If $y_t$ denotes the sales in quarter $t$, $x_t$ denotes the corresponding advertising budget and $z_t$ denotes the GDP, then the resulting model is:
$$
  y_t - y_{t-4} = \beta (x_t-x_{t-4}) + \gamma (z_t-z_{t-4}) + \phi_1 (y_{t-1} - y_{t-5}) + \Theta_1 \varepsilon_{t-4} + \varepsilon_t
$$ {#eq-drm}
where
$\beta = `r sprintf("%.2f", adbudget)`$,
$\gamma = `r sprintf("%.2f", gdp)`$,
$\phi_1 = `r sprintf("%.2f", phi1)`$,
and
$\Theta_1 = `r sprintf("%.2f", Theta1)`$. We can reference this equation using @eq-drm.

## Tables

Let's assume future advertising spend and GDP are at the current levels.

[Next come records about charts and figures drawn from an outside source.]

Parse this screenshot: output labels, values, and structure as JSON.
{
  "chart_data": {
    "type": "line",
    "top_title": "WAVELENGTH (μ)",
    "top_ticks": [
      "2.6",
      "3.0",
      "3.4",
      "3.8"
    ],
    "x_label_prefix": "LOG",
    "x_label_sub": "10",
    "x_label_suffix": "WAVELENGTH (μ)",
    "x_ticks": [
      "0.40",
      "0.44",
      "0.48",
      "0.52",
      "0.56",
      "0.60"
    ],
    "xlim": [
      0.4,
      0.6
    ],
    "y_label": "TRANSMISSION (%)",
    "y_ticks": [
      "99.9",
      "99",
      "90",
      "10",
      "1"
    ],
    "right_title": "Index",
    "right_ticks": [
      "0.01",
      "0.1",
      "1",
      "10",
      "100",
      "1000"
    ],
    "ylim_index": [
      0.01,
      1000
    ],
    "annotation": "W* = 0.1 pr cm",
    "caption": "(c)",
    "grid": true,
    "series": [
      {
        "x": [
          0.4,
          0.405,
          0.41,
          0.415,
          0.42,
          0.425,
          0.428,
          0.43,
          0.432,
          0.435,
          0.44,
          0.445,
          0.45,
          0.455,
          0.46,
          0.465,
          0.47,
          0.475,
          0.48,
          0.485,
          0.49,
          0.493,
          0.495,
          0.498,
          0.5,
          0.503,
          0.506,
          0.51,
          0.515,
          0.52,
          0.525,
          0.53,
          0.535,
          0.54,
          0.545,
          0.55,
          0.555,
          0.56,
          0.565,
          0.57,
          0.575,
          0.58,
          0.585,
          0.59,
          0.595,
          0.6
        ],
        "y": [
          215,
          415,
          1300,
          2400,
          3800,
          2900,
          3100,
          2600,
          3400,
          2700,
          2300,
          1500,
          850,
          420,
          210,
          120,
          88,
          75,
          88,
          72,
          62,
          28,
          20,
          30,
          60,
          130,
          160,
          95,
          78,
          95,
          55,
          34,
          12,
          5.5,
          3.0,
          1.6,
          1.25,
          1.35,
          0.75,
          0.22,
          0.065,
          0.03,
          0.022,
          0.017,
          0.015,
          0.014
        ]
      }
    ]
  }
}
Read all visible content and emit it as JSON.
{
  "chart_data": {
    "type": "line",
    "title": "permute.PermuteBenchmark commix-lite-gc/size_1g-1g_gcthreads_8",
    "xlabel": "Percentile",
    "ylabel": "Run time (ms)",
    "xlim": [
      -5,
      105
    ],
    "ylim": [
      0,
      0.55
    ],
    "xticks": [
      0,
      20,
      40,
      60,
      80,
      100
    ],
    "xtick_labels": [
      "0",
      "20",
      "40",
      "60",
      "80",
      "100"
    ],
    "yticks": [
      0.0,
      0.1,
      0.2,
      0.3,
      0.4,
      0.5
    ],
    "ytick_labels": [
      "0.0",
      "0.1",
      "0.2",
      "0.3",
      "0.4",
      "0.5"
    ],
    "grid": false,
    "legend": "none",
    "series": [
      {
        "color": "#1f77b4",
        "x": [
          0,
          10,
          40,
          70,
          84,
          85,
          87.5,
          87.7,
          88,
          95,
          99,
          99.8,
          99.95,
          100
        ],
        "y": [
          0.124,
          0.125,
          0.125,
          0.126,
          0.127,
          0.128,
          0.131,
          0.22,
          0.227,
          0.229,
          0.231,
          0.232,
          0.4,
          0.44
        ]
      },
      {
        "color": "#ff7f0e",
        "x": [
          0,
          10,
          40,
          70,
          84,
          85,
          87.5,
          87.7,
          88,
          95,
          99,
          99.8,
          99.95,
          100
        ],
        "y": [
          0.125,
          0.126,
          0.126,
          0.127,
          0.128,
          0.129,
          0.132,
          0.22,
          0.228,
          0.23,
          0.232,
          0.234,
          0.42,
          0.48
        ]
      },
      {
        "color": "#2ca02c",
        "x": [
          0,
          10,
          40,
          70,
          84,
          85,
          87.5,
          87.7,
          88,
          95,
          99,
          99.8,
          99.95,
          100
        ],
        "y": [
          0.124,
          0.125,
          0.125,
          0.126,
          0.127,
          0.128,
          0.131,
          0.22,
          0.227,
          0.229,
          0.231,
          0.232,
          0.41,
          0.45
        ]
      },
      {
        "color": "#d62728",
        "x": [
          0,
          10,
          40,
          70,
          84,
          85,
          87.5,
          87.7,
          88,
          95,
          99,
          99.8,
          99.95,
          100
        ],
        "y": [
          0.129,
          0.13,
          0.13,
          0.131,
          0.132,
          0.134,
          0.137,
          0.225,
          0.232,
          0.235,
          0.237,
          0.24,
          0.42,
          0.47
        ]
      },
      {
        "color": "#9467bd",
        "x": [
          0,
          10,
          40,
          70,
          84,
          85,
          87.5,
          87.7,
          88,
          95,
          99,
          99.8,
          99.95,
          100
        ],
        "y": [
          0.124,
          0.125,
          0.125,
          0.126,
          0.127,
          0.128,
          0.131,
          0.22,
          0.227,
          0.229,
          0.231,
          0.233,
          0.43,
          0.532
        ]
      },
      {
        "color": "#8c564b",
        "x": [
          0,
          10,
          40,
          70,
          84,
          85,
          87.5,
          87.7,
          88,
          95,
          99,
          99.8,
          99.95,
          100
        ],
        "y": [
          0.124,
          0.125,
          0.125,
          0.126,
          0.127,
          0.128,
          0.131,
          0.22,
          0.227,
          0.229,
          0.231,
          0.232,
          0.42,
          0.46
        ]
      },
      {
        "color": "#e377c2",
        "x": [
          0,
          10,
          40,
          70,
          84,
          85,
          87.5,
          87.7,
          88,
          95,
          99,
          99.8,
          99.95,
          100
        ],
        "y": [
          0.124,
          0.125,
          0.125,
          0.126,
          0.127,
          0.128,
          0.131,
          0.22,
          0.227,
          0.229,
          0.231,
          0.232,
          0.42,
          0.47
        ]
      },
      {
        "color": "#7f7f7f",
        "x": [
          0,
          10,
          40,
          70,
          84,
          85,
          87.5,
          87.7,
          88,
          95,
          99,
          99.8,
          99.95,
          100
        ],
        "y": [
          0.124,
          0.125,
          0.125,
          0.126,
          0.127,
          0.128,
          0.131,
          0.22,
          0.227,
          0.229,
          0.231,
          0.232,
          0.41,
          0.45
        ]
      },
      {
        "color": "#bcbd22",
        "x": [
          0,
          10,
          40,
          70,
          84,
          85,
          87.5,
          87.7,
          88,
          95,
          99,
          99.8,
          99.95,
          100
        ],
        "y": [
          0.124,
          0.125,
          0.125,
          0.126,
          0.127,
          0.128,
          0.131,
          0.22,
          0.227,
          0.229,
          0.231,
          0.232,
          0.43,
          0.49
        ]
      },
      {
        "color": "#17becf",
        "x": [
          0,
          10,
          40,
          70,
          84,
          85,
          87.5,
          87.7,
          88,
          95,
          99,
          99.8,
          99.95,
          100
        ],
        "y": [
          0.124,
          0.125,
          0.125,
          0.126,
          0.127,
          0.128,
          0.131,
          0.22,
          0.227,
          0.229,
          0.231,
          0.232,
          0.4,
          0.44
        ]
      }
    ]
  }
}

Then forecasts for the next year are given in @tbl-salesforecasts.

```{r}
#| label: tbl-salesforecasts
#| tbl-cap: "Forecasts for the next year assuming Advertising budget and GDP are unchanged."
#| tbl-cap-location: bottom
future <- new_data(sales, n = 4) %>%
  mutate(
    AdBudget = tail(sales$AdBudget, 1),
    GDP = tail(sales$GDP, 1)
  )
fc <- forecast(fit, new_data = future)
as.data.frame(fc) %>%
  select(Quarter, .mean) %>%
  rename(`Sales forecast` = .mean) %>%
  knitr::kable(booktabs = TRUE, digits = 1)
```

Again, notice the use of labels and references to automatically generate table numbers.